Thaumarchaota archaeon DS1 is a novel archaeon found the in the hot springs of Yellowstone National Park. Its place of discovery infers that this archaeon is a thermoacidophile and its cell membrane must be structured to accommodate this harsh environment. Although DS1 has never been cultured in a laboratory, its genome has been sequenced. A gene of DS1 was found to code for a putative enzyme similar to FabG; an enzyme involved in the biosynthetic pathway of fatty acid chains. This putative FabG-like protein may be critical for DS1 in the synthesis of its membrane that allows it to live in environments with high temperature and low pH. BLAST will be utilized to compare its protein sequence to that of bacteria and archaea known to contain such a protein.

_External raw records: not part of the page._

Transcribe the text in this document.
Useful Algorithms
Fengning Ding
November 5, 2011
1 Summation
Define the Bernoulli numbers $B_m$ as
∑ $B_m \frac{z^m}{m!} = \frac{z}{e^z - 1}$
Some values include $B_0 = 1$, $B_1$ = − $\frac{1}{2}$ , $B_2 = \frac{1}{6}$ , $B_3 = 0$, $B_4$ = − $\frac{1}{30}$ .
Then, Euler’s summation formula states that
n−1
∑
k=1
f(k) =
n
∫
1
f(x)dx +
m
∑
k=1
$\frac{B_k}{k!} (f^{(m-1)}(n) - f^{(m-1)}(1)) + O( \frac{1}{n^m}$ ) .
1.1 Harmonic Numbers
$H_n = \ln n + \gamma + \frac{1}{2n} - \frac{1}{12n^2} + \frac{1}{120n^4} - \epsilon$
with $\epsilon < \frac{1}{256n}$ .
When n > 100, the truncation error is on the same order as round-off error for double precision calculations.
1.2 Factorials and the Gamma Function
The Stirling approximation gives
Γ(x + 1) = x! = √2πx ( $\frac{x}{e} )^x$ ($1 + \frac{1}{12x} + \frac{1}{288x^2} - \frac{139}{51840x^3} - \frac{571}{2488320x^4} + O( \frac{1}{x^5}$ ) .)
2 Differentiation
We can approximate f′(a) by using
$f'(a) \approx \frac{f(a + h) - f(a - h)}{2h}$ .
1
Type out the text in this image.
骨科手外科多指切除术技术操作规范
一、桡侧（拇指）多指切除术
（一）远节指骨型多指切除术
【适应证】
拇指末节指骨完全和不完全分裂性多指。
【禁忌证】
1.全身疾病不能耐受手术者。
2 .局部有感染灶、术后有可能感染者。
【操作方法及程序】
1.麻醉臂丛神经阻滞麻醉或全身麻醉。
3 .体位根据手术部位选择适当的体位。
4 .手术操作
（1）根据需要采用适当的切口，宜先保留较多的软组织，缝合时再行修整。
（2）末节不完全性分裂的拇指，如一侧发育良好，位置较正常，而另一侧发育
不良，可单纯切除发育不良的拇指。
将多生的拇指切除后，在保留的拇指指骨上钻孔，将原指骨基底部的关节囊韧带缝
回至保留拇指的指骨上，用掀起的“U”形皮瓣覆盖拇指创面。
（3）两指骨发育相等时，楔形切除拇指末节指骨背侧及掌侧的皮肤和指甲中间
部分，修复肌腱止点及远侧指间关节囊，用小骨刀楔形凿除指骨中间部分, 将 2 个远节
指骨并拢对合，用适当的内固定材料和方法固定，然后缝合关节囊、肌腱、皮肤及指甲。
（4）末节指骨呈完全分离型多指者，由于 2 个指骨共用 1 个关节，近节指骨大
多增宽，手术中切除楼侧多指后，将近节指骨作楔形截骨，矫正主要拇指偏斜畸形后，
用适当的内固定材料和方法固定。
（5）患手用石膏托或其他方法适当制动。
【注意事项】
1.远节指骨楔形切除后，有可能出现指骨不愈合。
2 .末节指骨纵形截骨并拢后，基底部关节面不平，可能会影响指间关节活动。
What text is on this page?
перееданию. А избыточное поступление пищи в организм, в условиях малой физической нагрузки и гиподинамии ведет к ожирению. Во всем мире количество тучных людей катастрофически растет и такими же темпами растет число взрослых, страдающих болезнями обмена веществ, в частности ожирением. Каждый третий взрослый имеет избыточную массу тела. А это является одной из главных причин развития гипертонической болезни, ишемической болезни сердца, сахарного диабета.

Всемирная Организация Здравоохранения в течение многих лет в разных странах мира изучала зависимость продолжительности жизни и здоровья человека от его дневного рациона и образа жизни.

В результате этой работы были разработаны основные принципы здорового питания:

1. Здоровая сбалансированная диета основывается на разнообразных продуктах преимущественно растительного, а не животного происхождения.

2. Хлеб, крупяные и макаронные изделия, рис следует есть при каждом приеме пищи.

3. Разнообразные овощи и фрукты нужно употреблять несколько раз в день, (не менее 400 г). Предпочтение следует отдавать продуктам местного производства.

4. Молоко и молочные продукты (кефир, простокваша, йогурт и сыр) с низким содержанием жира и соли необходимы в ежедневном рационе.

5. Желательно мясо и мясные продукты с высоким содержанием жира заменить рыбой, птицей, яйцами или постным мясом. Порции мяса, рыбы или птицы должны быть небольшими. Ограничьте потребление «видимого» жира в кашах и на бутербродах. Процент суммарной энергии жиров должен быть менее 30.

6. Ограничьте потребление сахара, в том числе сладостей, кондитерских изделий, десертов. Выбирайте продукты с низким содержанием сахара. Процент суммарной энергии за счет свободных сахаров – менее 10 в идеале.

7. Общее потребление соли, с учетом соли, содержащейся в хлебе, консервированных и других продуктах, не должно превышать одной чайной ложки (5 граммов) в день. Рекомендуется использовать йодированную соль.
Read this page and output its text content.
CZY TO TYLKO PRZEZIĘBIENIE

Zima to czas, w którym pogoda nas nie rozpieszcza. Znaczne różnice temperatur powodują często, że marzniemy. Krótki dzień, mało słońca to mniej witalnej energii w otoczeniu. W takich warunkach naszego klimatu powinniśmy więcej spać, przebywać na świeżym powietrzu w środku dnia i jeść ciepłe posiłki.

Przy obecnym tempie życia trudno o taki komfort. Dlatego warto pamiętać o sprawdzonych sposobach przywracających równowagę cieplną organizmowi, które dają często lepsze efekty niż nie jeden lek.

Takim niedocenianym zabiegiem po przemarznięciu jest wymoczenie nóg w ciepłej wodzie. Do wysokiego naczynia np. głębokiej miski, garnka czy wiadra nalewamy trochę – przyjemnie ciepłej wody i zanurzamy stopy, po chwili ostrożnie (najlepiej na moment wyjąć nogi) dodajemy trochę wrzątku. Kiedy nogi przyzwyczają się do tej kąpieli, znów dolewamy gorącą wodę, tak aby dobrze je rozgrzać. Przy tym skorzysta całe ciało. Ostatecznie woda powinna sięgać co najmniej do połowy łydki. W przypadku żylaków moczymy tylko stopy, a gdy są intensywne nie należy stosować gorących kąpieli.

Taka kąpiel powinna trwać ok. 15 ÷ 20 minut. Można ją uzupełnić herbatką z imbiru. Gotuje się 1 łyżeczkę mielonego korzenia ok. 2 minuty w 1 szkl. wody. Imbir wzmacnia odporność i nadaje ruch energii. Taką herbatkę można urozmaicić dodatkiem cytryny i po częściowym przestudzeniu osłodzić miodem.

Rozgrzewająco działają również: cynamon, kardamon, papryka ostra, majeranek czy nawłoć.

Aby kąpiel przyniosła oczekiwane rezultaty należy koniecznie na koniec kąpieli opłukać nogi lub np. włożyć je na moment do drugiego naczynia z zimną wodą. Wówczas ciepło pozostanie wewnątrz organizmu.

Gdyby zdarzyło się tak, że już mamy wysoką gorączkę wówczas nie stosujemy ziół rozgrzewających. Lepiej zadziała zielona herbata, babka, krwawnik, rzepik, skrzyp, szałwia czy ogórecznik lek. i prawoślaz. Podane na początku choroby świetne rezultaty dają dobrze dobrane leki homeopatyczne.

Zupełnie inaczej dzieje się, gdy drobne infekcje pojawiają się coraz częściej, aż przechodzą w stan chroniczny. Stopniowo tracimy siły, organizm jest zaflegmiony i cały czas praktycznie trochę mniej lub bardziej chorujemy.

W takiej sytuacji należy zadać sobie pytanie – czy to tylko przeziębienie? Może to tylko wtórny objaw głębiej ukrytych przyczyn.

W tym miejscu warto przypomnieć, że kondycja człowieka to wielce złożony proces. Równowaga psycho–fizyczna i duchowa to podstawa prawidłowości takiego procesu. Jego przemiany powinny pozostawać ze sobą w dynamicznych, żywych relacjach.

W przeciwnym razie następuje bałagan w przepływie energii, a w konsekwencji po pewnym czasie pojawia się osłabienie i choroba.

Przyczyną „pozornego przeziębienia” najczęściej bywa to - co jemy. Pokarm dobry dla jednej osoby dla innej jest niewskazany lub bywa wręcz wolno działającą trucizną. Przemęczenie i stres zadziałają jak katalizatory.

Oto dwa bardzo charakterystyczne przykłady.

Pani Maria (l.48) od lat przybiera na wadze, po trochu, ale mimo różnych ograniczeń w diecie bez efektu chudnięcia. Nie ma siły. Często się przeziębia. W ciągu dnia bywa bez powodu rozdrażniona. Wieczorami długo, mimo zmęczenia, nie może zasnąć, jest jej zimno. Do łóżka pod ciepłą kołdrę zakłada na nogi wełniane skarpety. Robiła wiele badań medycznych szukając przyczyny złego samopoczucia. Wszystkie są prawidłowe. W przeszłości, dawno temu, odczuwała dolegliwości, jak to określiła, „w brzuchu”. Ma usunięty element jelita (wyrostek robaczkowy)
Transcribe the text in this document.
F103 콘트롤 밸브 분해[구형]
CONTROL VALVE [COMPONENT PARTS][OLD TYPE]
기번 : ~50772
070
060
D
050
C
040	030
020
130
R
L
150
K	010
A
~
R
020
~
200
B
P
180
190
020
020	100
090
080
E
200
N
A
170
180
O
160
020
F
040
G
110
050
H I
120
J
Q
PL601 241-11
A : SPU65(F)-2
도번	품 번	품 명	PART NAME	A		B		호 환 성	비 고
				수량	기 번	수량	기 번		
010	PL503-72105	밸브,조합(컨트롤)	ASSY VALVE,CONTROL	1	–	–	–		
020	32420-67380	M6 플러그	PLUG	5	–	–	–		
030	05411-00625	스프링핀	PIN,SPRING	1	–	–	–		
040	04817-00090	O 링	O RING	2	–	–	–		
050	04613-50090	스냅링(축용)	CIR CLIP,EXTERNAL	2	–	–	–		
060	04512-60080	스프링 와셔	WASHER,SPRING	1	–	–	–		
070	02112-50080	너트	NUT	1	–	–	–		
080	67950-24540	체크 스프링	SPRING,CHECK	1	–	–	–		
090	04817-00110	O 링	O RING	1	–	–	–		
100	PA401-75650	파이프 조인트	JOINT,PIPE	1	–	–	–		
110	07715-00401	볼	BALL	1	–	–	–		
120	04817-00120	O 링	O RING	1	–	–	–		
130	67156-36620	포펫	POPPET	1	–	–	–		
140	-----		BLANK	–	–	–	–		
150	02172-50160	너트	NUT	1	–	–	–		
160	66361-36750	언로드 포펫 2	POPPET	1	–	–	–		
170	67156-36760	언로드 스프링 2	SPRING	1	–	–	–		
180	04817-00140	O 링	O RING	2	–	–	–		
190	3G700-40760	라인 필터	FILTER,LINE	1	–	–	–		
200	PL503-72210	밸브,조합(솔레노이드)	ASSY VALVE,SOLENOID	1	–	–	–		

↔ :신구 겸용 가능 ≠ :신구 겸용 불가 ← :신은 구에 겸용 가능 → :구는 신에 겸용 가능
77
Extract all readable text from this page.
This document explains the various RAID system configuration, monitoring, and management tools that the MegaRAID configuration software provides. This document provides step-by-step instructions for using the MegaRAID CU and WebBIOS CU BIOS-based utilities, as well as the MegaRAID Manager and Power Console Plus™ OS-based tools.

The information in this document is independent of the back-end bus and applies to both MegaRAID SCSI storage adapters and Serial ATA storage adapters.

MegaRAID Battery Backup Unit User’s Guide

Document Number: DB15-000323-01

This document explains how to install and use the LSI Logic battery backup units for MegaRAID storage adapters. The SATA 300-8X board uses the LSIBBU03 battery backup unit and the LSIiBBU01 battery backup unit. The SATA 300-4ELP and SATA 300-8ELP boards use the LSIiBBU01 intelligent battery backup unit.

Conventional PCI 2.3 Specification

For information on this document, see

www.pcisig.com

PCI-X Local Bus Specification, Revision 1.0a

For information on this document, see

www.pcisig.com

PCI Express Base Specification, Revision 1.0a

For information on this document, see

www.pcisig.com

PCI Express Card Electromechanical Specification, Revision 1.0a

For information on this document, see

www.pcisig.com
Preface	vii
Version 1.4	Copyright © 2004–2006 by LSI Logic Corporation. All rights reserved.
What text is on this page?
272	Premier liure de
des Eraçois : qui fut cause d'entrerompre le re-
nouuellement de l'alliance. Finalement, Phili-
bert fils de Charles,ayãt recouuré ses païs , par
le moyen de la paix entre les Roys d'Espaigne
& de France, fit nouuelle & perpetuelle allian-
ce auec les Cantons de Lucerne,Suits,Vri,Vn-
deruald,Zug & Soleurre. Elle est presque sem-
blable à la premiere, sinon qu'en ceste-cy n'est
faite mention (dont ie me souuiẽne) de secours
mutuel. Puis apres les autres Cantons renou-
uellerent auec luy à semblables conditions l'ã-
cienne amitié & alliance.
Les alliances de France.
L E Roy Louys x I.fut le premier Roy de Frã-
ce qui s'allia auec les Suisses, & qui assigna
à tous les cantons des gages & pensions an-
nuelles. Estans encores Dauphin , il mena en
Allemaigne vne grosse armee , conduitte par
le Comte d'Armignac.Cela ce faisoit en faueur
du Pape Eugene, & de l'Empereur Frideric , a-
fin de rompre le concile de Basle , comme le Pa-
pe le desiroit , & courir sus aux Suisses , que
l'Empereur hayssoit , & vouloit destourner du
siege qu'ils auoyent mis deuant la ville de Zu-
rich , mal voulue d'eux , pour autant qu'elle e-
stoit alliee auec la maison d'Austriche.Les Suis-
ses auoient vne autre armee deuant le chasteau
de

The protein’s evolutionary phylogenetic tree will be constructed to reveal ancestral roots. KEGG will be utilized to find the possible location of the putative FabG protein in the biosynthesis pathway. It is known that FabG performs the NADPH-dependent reduction of beta-ketoacyl-ACP substrates to beta-hydroxyacyl-ACP products but its use by DS1 to produce an end product for quorum sensing and membrane synthesis is yet to be fully explored. Study of this enzyme can provide an insight into biofilm formations and quorum sensing in DS1. My hypothesis is that DS1 contains the gene to produce an enzyme that is a putative FabG-like protein.